Prólogo

O Primeiro Corvo do Mundo Primitivo Uma folha dourada 397 palavras 2026-01-30 15:45:43

No momento em que Pangu tombou, o mundo primordial estremeceu violentamente, o céu e a terra exibiram fissuras aterradoras, as ondas caóticas do além começaram a reverter, e o universo parecia destinado a retornar ao caos. Só quando Pangu arrancou sua própria espinha para transformá-la em Buzhou, a estabilidade foi restaurada ao céu e à terra.

Ao exalar seu último suspiro, todo o corpo de Pangu passou por mudanças grandiosas: o ar que ele soltou tornou-se o vento livre e as nuvens flutuantes; o som que emitiu transformou-se no estrondoso trovão que ecoa pelo firmamento; seu olho esquerdo tornou-se o sol, o direito se fez lua; seus cabelos e barba converteram-se nas estrelas circundantes; suas mãos e pés constituíram os quatro extremos do mundo; seus poros deram origem aos refúgios celestiais e terras abençoadas.

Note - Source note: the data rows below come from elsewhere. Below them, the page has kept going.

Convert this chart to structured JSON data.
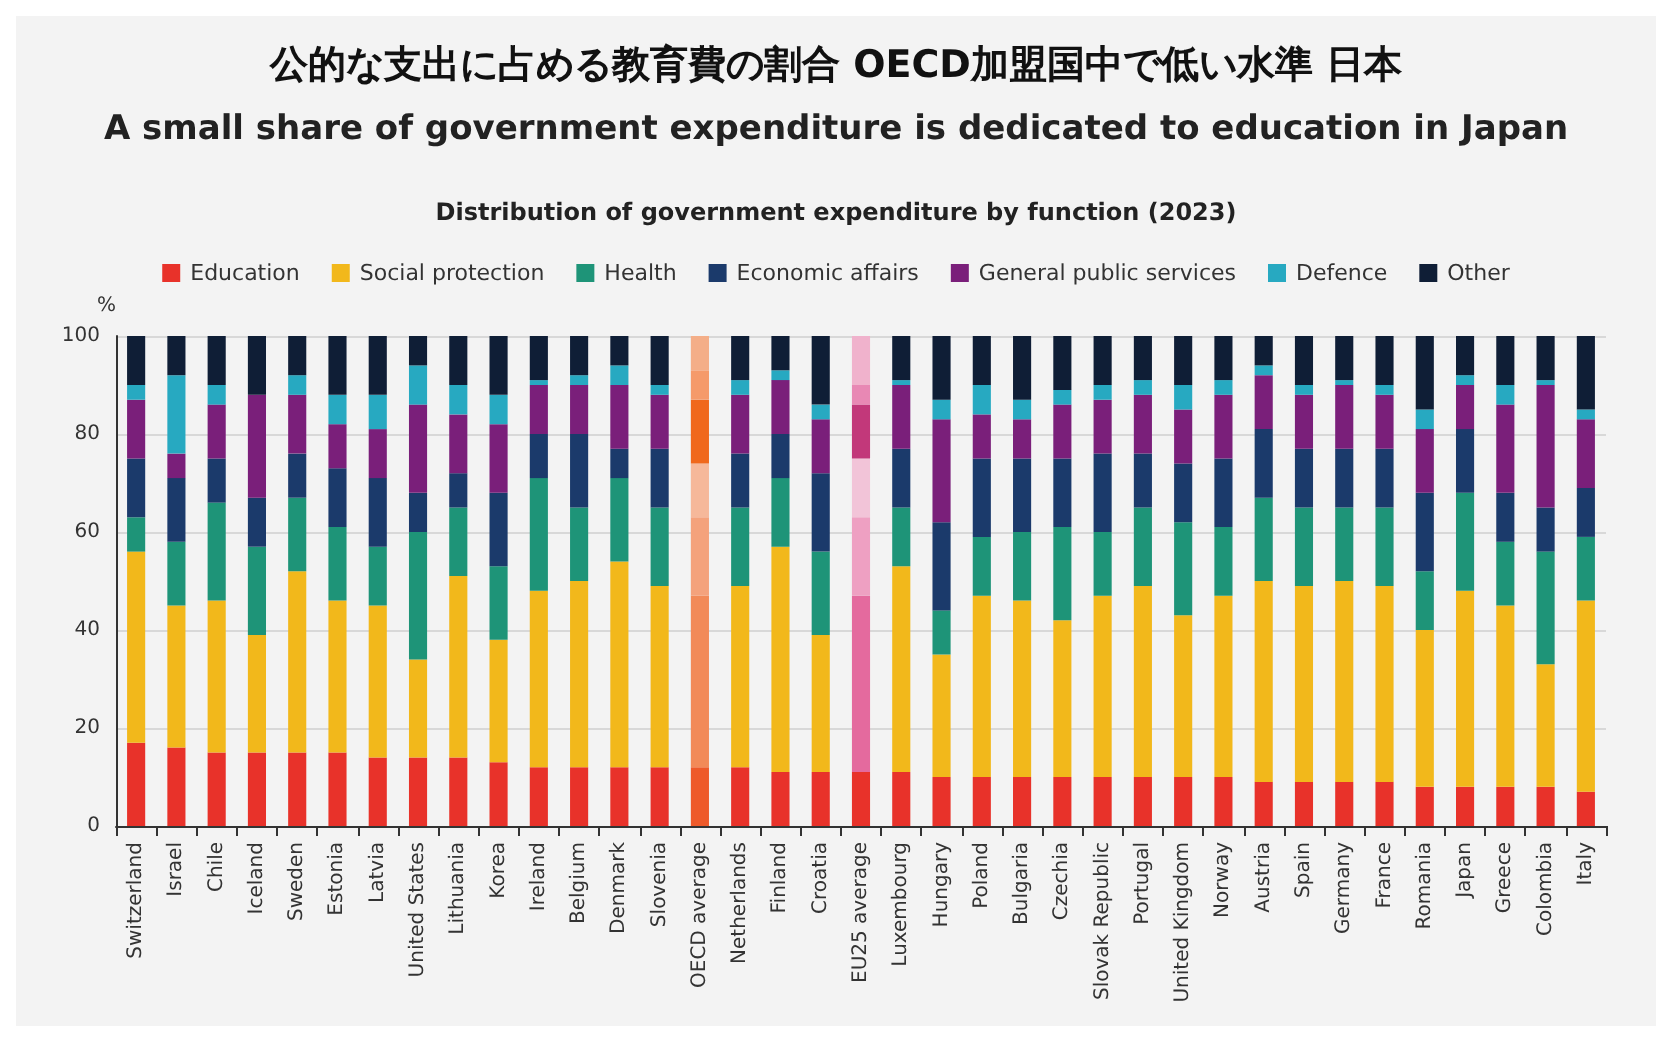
{
  "chart_data": {
    "type": "bar",
    "stacked": true,
    "title": "公的な支出に占める教育費の割合 OECD加盟国中で低い水準 日本",
    "subtitle": "A small share of government expenditure is dedicated to education in Japan",
    "annotations": [
      "Distribution of government expenditure by function (2023)"
    ],
    "ylabel": "%",
    "categories": [
      "Switzerland",
      "Israel",
      "Chile",
      "Iceland",
      "Sweden",
      "Estonia",
      "Latvia",
      "United States",
      "Lithuania",
      "Korea",
      "Ireland",
      "Belgium",
      "Denmark",
      "Slovenia",
      "OECD average",
      "Netherlands",
      "Finland",
      "Croatia",
      "EU25 average",
      "Luxembourg",
      "Hungary",
      "Poland",
      "Bulgaria",
      "Czechia",
      "Slovak Republic",
      "Portugal",
      "United Kingdom",
      "Norway",
      "Austria",
      "Spain",
      "Germany",
      "France",
      "Romania",
      "Japan",
      "Greece",
      "Colombia",
      "Italy"
    ],
    "ylim": [
      0,
      100
    ],
    "yticks": [
      0,
      20,
      40,
      60,
      80,
      100
    ],
    "grid": "y",
    "legend": "top",
    "series": [
      {
        "name": "Education",
        "color": "#e8322a",
        "values": [
          17,
          16,
          15,
          15,
          15,
          15,
          14,
          14,
          14,
          13,
          12,
          12,
          12,
          12,
          12,
          12,
          11,
          11,
          11,
          11,
          10,
          10,
          10,
          10,
          10,
          10,
          10,
          10,
          9,
          9,
          9,
          9,
          8,
          8,
          8,
          8,
          7
        ],
        "colors": [
          "#e8322a",
          "#e8322a",
          "#e8322a",
          "#e8322a",
          "#e8322a",
          "#e8322a",
          "#e8322a",
          "#e8322a",
          "#e8322a",
          "#e8322a",
          "#e8322a",
          "#e8322a",
          "#e8322a",
          "#e8322a",
          "#ee5a2a",
          "#e8322a",
          "#e8322a",
          "#e8322a",
          "#e8322a",
          "#e8322a",
          "#e8322a",
          "#e8322a",
          "#e8322a",
          "#e8322a",
          "#e8322a",
          "#e8322a",
          "#e8322a",
          "#e8322a",
          "#e8322a",
          "#e8322a",
          "#e8322a",
          "#e8322a",
          "#e8322a",
          "#e8322a",
          "#e8322a",
          "#e8322a",
          "#e8322a"
        ]
      },
      {
        "name": "Social protection",
        "color": "#f2b81b",
        "values": [
          39,
          29,
          31,
          24,
          37,
          31,
          31,
          20,
          37,
          25,
          36,
          38,
          42,
          37,
          35,
          37,
          46,
          28,
          36,
          42,
          25,
          37,
          36,
          32,
          37,
          39,
          33,
          37,
          41,
          40,
          41,
          40,
          32,
          40,
          37,
          25,
          39
        ],
        "colors": [
          "#f2b81b",
          "#f2b81b",
          "#f2b81b",
          "#f2b81b",
          "#f2b81b",
          "#f2b81b",
          "#f2b81b",
          "#f2b81b",
          "#f2b81b",
          "#f2b81b",
          "#f2b81b",
          "#f2b81b",
          "#f2b81b",
          "#f2b81b",
          "#f28a58",
          "#f2b81b",
          "#f2b81b",
          "#f2b81b",
          "#e46a9e",
          "#f2b81b",
          "#f2b81b",
          "#f2b81b",
          "#f2b81b",
          "#f2b81b",
          "#f2b81b",
          "#f2b81b",
          "#f2b81b",
          "#f2b81b",
          "#f2b81b",
          "#f2b81b",
          "#f2b81b",
          "#f2b81b",
          "#f2b81b",
          "#f2b81b",
          "#f2b81b",
          "#f2b81b",
          "#f2b81b"
        ]
      },
      {
        "name": "Health",
        "color": "#1e9478",
        "values": [
          7,
          13,
          20,
          18,
          15,
          15,
          12,
          26,
          14,
          15,
          23,
          15,
          17,
          16,
          16,
          16,
          14,
          17,
          16,
          12,
          9,
          12,
          14,
          19,
          13,
          16,
          19,
          14,
          17,
          16,
          15,
          16,
          12,
          20,
          13,
          23,
          13
        ],
        "colors": [
          "#1e9478",
          "#1e9478",
          "#1e9478",
          "#1e9478",
          "#1e9478",
          "#1e9478",
          "#1e9478",
          "#1e9478",
          "#1e9478",
          "#1e9478",
          "#1e9478",
          "#1e9478",
          "#1e9478",
          "#1e9478",
          "#f4a27c",
          "#1e9478",
          "#1e9478",
          "#1e9478",
          "#eea0c2",
          "#1e9478",
          "#1e9478",
          "#1e9478",
          "#1e9478",
          "#1e9478",
          "#1e9478",
          "#1e9478",
          "#1e9478",
          "#1e9478",
          "#1e9478",
          "#1e9478",
          "#1e9478",
          "#1e9478",
          "#1e9478",
          "#1e9478",
          "#1e9478",
          "#1e9478",
          "#1e9478"
        ]
      },
      {
        "name": "Economic affairs",
        "color": "#1b3a6b",
        "values": [
          12,
          13,
          9,
          10,
          9,
          12,
          14,
          8,
          7,
          15,
          9,
          15,
          6,
          12,
          11,
          11,
          9,
          16,
          12,
          12,
          18,
          16,
          15,
          14,
          16,
          11,
          12,
          14,
          14,
          12,
          12,
          12,
          16,
          13,
          10,
          9,
          10
        ],
        "colors": [
          "#1b3a6b",
          "#1b3a6b",
          "#1b3a6b",
          "#1b3a6b",
          "#1b3a6b",
          "#1b3a6b",
          "#1b3a6b",
          "#1b3a6b",
          "#1b3a6b",
          "#1b3a6b",
          "#1b3a6b",
          "#1b3a6b",
          "#1b3a6b",
          "#1b3a6b",
          "#f6b89a",
          "#1b3a6b",
          "#1b3a6b",
          "#1b3a6b",
          "#f2c4d8",
          "#1b3a6b",
          "#1b3a6b",
          "#1b3a6b",
          "#1b3a6b",
          "#1b3a6b",
          "#1b3a6b",
          "#1b3a6b",
          "#1b3a6b",
          "#1b3a6b",
          "#1b3a6b",
          "#1b3a6b",
          "#1b3a6b",
          "#1b3a6b",
          "#1b3a6b",
          "#1b3a6b",
          "#1b3a6b",
          "#1b3a6b",
          "#1b3a6b"
        ]
      },
      {
        "name": "General public services",
        "color": "#7a1f7a",
        "values": [
          12,
          5,
          11,
          21,
          12,
          9,
          10,
          18,
          12,
          14,
          10,
          10,
          13,
          11,
          13,
          12,
          11,
          11,
          11,
          13,
          21,
          9,
          8,
          11,
          11,
          12,
          11,
          13,
          11,
          11,
          13,
          11,
          13,
          9,
          18,
          25,
          14
        ],
        "colors": [
          "#7a1f7a",
          "#7a1f7a",
          "#7a1f7a",
          "#7a1f7a",
          "#7a1f7a",
          "#7a1f7a",
          "#7a1f7a",
          "#7a1f7a",
          "#7a1f7a",
          "#7a1f7a",
          "#7a1f7a",
          "#7a1f7a",
          "#7a1f7a",
          "#7a1f7a",
          "#f0681c",
          "#7a1f7a",
          "#7a1f7a",
          "#7a1f7a",
          "#c2387a",
          "#7a1f7a",
          "#7a1f7a",
          "#7a1f7a",
          "#7a1f7a",
          "#7a1f7a",
          "#7a1f7a",
          "#7a1f7a",
          "#7a1f7a",
          "#7a1f7a",
          "#7a1f7a",
          "#7a1f7a",
          "#7a1f7a",
          "#7a1f7a",
          "#7a1f7a",
          "#7a1f7a",
          "#7a1f7a",
          "#7a1f7a",
          "#7a1f7a"
        ]
      },
      {
        "name": "Defence",
        "color": "#27a9c1",
        "values": [
          3,
          16,
          4,
          0,
          4,
          6,
          7,
          8,
          6,
          6,
          1,
          2,
          4,
          2,
          6,
          3,
          2,
          3,
          4,
          1,
          4,
          6,
          4,
          3,
          3,
          3,
          5,
          3,
          2,
          2,
          1,
          2,
          4,
          2,
          4,
          1,
          2
        ],
        "colors": [
          "#27a9c1",
          "#27a9c1",
          "#27a9c1",
          "#27a9c1",
          "#27a9c1",
          "#27a9c1",
          "#27a9c1",
          "#27a9c1",
          "#27a9c1",
          "#27a9c1",
          "#27a9c1",
          "#27a9c1",
          "#27a9c1",
          "#27a9c1",
          "#f59a6a",
          "#27a9c1",
          "#27a9c1",
          "#27a9c1",
          "#e888b4",
          "#27a9c1",
          "#27a9c1",
          "#27a9c1",
          "#27a9c1",
          "#27a9c1",
          "#27a9c1",
          "#27a9c1",
          "#27a9c1",
          "#27a9c1",
          "#27a9c1",
          "#27a9c1",
          "#27a9c1",
          "#27a9c1",
          "#27a9c1",
          "#27a9c1",
          "#27a9c1",
          "#27a9c1",
          "#27a9c1"
        ]
      },
      {
        "name": "Other",
        "color": "#0f1e36",
        "values": [
          10,
          8,
          10,
          12,
          8,
          12,
          12,
          6,
          10,
          12,
          9,
          8,
          6,
          10,
          7,
          9,
          7,
          14,
          10,
          9,
          13,
          10,
          13,
          11,
          10,
          9,
          10,
          9,
          6,
          10,
          9,
          10,
          15,
          8,
          10,
          9,
          15
        ],
        "colors": [
          "#0f1e36",
          "#0f1e36",
          "#0f1e36",
          "#0f1e36",
          "#0f1e36",
          "#0f1e36",
          "#0f1e36",
          "#0f1e36",
          "#0f1e36",
          "#0f1e36",
          "#0f1e36",
          "#0f1e36",
          "#0f1e36",
          "#0f1e36",
          "#f4ae88",
          "#0f1e36",
          "#0f1e36",
          "#0f1e36",
          "#f0b2cc",
          "#0f1e36",
          "#0f1e36",
          "#0f1e36",
          "#0f1e36",
          "#0f1e36",
          "#0f1e36",
          "#0f1e36",
          "#0f1e36",
          "#0f1e36",
          "#0f1e36",
          "#0f1e36",
          "#0f1e36",
          "#0f1e36",
          "#0f1e36",
          "#0f1e36",
          "#0f1e36",
          "#0f1e36",
          "#0f1e36"
        ]
      }
    ]
  }
}
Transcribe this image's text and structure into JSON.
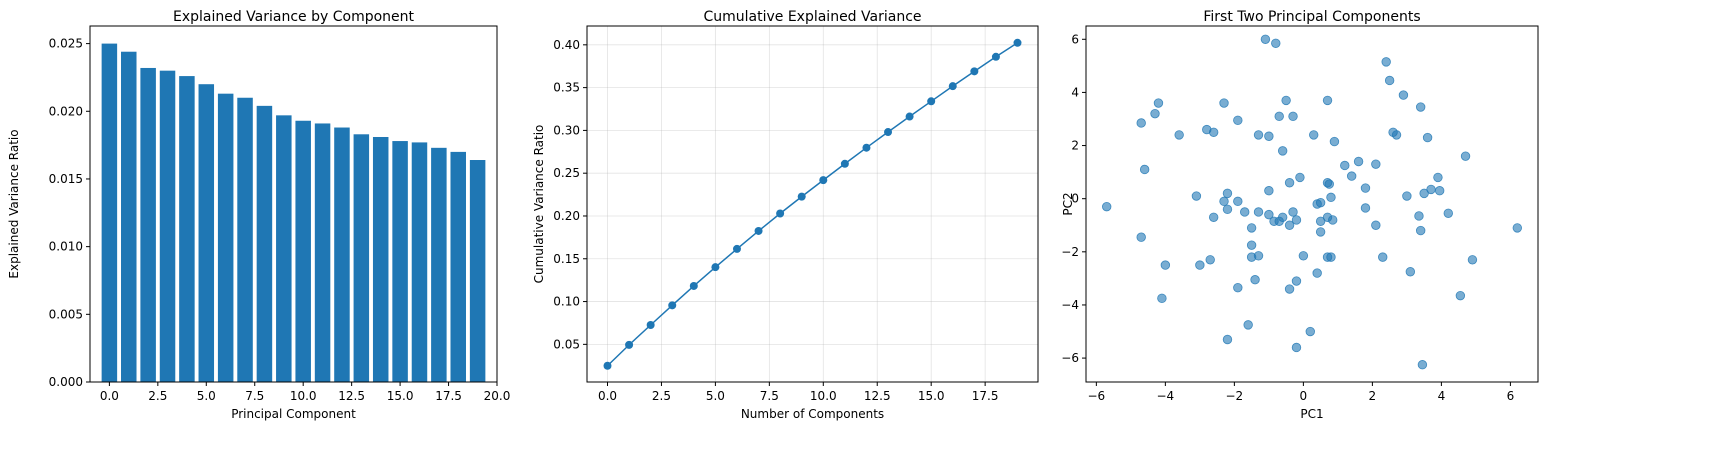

Milhares de luzes primordiais, ora para o leste, ora para o oeste, ora para o sul, ora para o norte, ora para o céu, ora para a terra, ora para a lua, ora para as estrelas, ora para o grande sol, ora para os nove céus, ora para os nove abismos, escolheram seus caminhos e adentraram cada refúgio celestial, recebendo a graça deixada por Pangu.

Quando uma baleia cai, mil vidas florescem.

Essa foi a última dádiva de Pangu.

É também o destino final do grande caminho de Pangu.